Financial Assistance Policy

If C-Med Ambulatory Surgery Center believes that you have health insurance and/or HMO coverage(s) that may cover some or all of the Services, C-Med Ambulatory Surgery Center may initiate contact with them to determine your cost-sharing responsibilities for C-Med Ambulatory Surgery Center’s bill. You may contact them directly as well for additional information concerning your cost-sharing responsibilities. If C-Med Ambulatory Surgery Center determines that you have cost-sharing responsibilities for C-Med Ambulatory Surgery Center’s bill, in accordance with C-Med Ambulatory Surgery Center’s financial assistance policies, you will be required to pay your cost-sharing responsibilities in full on or before the date that Services are provided. C-Med Ambulatory Surgery Center’s financial assistance policies are that if you are unable to pay your cost-sharing responsibilities in full on or before the date that Services are provided, because you believe you are medically indigent or you are not covered by any health insurance or HMO, then upon request C-Med Ambulatory Surgery Center, in its sole discretion, may offer you a discount on the amount due and/or offer a payment plan. Any such discount is considered by C-Med Ambulatory Surgery Center to be “charity care.” There is no formal application process for obtaining “charity care” at C-Med Ambulatory Surgery Center. C-Med Ambulatory Surgery Center’s standard collection policy is to produce and send one or more bills to patients for their cost sharing amount.

 

Financial Hardship Application
Click HERE for the financial hardship application

 

Good Faith Estimate

Upon your request, and before the provision of non-emergency care at C-Med Ambulatory Surgery Center, you can receive a good faith estimate of anticipated charges for the treatment of your condition at C-Med Ambulatory Surgery Center.
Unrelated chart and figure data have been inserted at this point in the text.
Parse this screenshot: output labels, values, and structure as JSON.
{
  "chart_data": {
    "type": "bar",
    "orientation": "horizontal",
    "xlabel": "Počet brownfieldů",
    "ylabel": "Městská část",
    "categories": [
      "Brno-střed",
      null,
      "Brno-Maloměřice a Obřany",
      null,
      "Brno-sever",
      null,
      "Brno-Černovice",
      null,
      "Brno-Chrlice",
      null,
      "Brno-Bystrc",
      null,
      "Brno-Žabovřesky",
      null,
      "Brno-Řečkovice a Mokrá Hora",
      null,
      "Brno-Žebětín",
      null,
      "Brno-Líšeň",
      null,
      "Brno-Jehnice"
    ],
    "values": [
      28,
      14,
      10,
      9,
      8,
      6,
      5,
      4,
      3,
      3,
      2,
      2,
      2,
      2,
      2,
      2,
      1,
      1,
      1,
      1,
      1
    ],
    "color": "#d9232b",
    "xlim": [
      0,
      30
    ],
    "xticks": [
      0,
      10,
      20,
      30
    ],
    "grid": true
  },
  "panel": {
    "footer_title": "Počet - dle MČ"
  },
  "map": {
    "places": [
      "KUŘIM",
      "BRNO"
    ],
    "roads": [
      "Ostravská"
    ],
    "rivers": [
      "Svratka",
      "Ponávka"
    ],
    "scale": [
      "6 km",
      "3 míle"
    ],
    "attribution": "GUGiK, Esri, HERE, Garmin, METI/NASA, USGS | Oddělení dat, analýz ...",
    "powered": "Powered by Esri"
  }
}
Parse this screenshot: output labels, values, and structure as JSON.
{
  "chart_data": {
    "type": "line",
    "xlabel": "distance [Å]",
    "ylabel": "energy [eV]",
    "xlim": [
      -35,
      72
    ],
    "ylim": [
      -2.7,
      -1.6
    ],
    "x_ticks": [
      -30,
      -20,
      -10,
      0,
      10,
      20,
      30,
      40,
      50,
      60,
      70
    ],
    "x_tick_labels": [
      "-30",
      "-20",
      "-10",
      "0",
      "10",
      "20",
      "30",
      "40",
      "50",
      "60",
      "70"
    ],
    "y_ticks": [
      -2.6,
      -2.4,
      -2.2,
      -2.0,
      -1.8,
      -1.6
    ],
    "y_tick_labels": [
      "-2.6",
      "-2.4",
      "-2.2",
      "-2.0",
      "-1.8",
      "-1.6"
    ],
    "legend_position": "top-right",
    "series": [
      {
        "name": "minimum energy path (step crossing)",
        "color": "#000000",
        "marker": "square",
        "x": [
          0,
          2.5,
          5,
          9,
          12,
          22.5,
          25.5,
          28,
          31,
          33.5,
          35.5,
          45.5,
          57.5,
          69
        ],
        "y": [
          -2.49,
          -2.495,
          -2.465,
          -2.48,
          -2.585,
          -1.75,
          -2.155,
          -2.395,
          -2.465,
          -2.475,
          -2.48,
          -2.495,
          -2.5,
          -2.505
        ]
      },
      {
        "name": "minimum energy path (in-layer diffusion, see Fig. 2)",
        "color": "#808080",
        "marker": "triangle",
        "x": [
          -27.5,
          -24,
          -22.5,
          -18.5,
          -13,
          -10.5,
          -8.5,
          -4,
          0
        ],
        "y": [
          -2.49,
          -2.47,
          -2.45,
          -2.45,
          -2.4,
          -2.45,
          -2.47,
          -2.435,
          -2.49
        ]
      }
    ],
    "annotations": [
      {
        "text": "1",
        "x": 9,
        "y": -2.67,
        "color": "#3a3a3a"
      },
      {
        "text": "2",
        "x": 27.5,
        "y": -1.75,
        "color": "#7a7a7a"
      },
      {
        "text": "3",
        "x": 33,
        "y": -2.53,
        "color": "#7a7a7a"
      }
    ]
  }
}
This estimate must be provided to you within seven (7) days of the request being received by C-Med Ambulatory Surgery Center You should contact your insurer or health maintenance organization regarding your cost-sharing responsibilities. You may request and obtain a Good Faith Estimate by calling C-Med Ambulatory Surgery Center at 727-797-7463.

 

Itemized Bill

Upon request and after discharge from C-Med Ambulatory Surgery Center we will provide a statement within 7 working days of your request, barring any unusual circumstances.

 

Provider Disclosure

Services may be provided in this health care facility by C-Med Ambulatory Surgery Center as well as by other health care providers who may separately bill the patient and who may or may not participate with the same health insurers or health maintenance organizations as C-Med Ambulatory Surgery Center.  You may request a more personalized estimate of charges from these other health care providers by contacting the health care providers directly. C-Med Ambulatory Surgery Center may contract with providers for pathology and anesthesiology services; these services are billed separately from C-Med Ambulatory Surgery Center for their services.  You may contact these providers through their contact information provided below.

 

C-Med Ambulatory Surgery Center’s Providers

Kodiak Anesthesiology

187 97th Ave NE

St Petersburg 33702

727-724-5653

 

We may be required to send tissue for analysis by a pathology lab contracted with your health plan. Your insurer’s provider network information may include the pathology lab in the insurer’s network of providers. You may want to check with your insurer.  Or, you can contact the laboratory directly about whether they participate in your health plan.